Guide to selecting thematic funds.

    Views 8522Aug 9, 2023

    Make good use of thematic funds to increase the potential return on investment

    KEY KEY POINTS:

    ● Thematic funds are suitable for investors who are optimistic about and understand a certain topic or industry, and are willing to withstand high fluctuations and seek potentially high returns.

    ● Generally speaking, thematic funds can invest across industries, while industry funds only invest in a single industry.

    ● When constructing a portfolio, using a thematic fund to replace some stocks is a more common and less risky method, while as a portfolio core, the potential return is high but the risk is also high.

    ● Some thematic funds may be subject to risks such as high volatility, hype, and possible poor liquidity.

    What if you're optimistic about the prospects of a certain industry, but don't have the energy to do in-depth research to select individual stocks? What if you think the IMF's yield is relatively low and is willing to withstand more fluctuations and seek higher potential returns? Then the answer points to thematic investing.

    Thematic investment refers to focusing on long-term trends and being limited to a specific company or sector. When a theme performs prominently in economic development, investors can expect to reap benefits. And one of the common ways to implement thematic investments is through thematic funds.

    The same differences between thematic funds and industry-themed funds

    First, we need to understand the differences between thematic funds (thematic funds) and sector funds (sector funds).

    Generally speaking, thematic funds invest in companies in specific economic sectors such as healthcare, energy, or information technology in the same way as industry funds, but thematic funds can also invest across industries for set goals. For example, pension funds may include companies in different industries such as medical care and consumer goods, but health care sector funds generally select companies in this industry.

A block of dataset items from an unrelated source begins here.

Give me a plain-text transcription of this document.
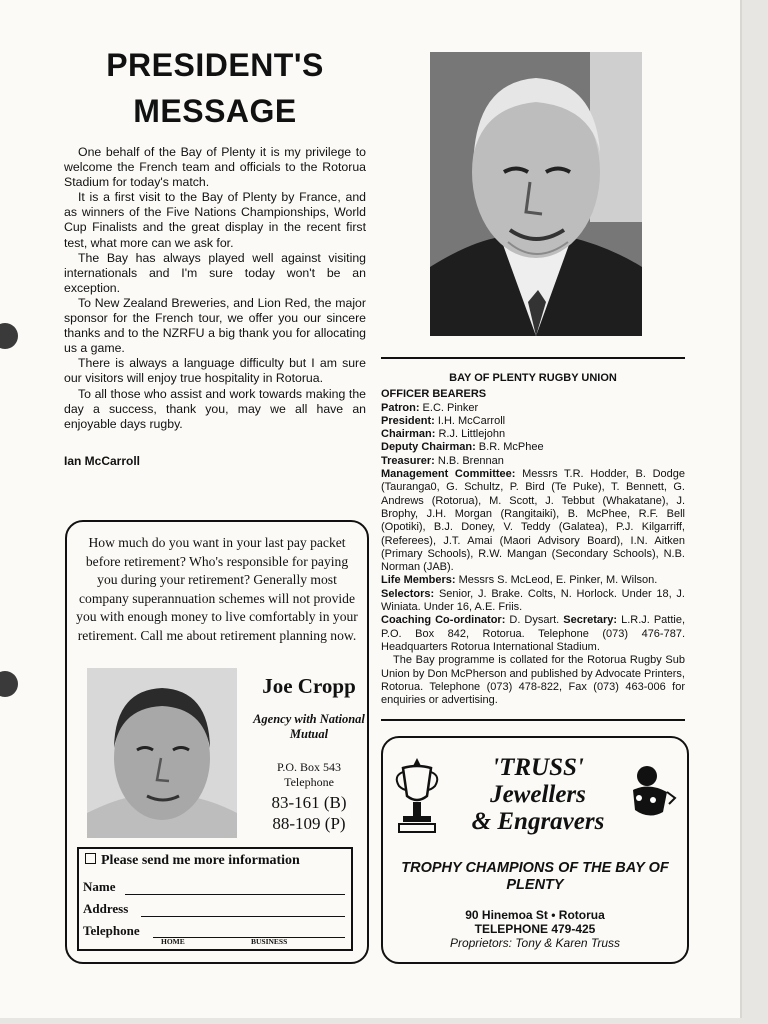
PRESIDENT'S MESSAGE

One behalf of the Bay of Plenty it is my privilege to welcome the French team and officials to the Rotorua Stadium for today's match.

It is a first visit to the Bay of Plenty by France, and as winners of the Five Nations Championships, World Cup Finalists and the great display in the recent first test, what more can we ask for.

The Bay has always played well against visiting internationals and I'm sure today won't be an exception.

To New Zealand Breweries, and Lion Red, the major sponsor for the French tour, we offer you our sincere thanks and to the NZRFU a big thank you for allocating us a game.

There is always a language difficulty but I am sure our visitors will enjoy true hospitality in Rotorua.

To all those who assist and work towards making the day a success, thank you, may we all have an enjoyable days rugby.

Ian McCarroll
BAY OF PLENTY RUGBY UNION
OFFICER BEARERS

Patron: E.C. Pinker

President: I.H. McCarroll

Chairman: R.J. Littlejohn

Deputy Chairman: B.R. McPhee

Treasurer: N.B. Brennan

Management Committee: Messrs T.R. Hodder, B. Dodge (Tauranga0, G. Schultz, P. Bird (Te Puke), T. Bennett, G. Andrews (Rotorua), M. Scott, J. Tebbut (Whakatane), J. Brophy, J.H. Morgan (Rangitaiki), B. McPhee, R.F. Bell (Opotiki), B.J. Doney, V. Teddy (Galatea), P.J. Kilgarriff, (Referees), J.T. Amai (Maori Advisory Board), I.N. Aitken (Primary Schools), R.W. Mangan (Secondary Schools), N.B. Norman (JAB).

Life Members: Messrs S. McLeod, E. Pinker, M. Wilson.

Selectors: Senior, J. Brake. Colts, N. Horlock. Under 18, J. Winiata. Under 16, A.E. Friis.

Coaching Co-ordinator: D. Dysart. Secretary: L.R.J. Pattie, P.O. Box 842, Rotorua. Telephone (073) 476-787. Headquarters Rotorua International Stadium.

The Bay programme is collated for the Rotorua Rugby Sub Union by Don McPherson and published by Advocate Printers, Rotorua. Telephone (073) 478-822, Fax (073) 463-006 for enquiries or advertising.

How much do you want in your last pay packet before retirement? Who's responsible for paying you during your retirement? Generally most company superannuation schemes will not provide you with enough money to live comfortably in your retirement. Call me about retirement planning now.
Joe Cropp
Agency with National Mutual
P.O. Box 543
Telephone
83-161 (B)
88-109 (P)
Please send me more information
Name
Address
Telephone
HOME	BUSINESS
'TRUSS'
Jewellers
& Engravers
TROPHY CHAMPIONS OF THE BAY OF PLENTY
90 Hinemoa St • Rotorua
TELEPHONE 479-425
Proprietors: Tony & Karen Truss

    According to the global industry classification standards, there are 11 major industries: communication services, non-essential consumer goods, consumer necessities, energy, finance, health care, industry, information technology, materials, real estate, and facilities.

    Fidelity found that from January 1, 2002 to December 31, 2021, there may be a 15% change in the US market, and different industries may have different levels of volatility. According to the analysis data, the energy industry fluctuates the most, while the consumer necessities industry has the least fluctuation, which means that the energy industry is more economically sensitive than the consumer necessities industry.

    https://courseimg.futunn.com/202212020000333673769f108db.png

    At different stages of the economy, different industries performed differently. For example, the consumer, healthcare, and facilities industries may perform better than other industries during an economic downturn.

    https://courseimg.futunn.com/20221202000033377a7322c7966.png

    Therefore, if they are optimistic about thematic funds, especially industry-themed funds, investors need to have an understanding of economic development and choose funds within risk tolerance.

    Are thematic funds the protagonists or supporting roles in the portfolio?

    BlackRock believes there are three main ways for investors to use thematic funds to build portfolios:

    1.The core satellite.Most of the core portfolio consists of traditional diversified stock and bond funds, while also selecting thematic funds as satellites — mainly investing in stocks.

    2.Use thematic strategies to invest in some stocks or all of the world's stocks.BlackRock believes this is the most common practice as it is best suited for investors structuring their portfolios by region. This method is the first step in trying to incorporate thematic investments into the portfolio, making minimal changes to the portfolio design and construction process.

    3.Thematic investments are at the core.Investors can define the long-term strategic allocation of their portfolios according to the elements they value most. This type of portfolio structure allows investors to actively manage risk, and also makes portfolios more suited to individual needs.

    The Morningstar study found that thematic funds are usually used to increase returns during the investment period, but their risk is usually higher, and they are best used to supplement rather than replace existing core holdings.

    What are the risks of investing in thematic funds?

    Although thematic funds have the appeal of increasing investment returns, investors should also be aware of their risks.

    Trend changes and fluctuations:It is particularly popular in the market and favors economically sensitive topics. When the trend of the theme changes and investors flock out, the thematic funds will fluctuate greatly.

    Hype risk:In order to pursue social issues that have received attention, the themes set by some funds may be just a gimmick, and the individual stocks they actually invest in do not match the theme.

    Liquidity risk:Some particularly niche thematic funds may be less liquid because there are too few investors, or because the stocks they buy themselves have fewer investors.

    Disclaimer: The above content does not constitute any act of financial product marketing, investment offer, or financial advice. Before making any investment decision, investors should consider the risk factors related to investment products based on their own circumstances and consult professional investment advisors where necessary.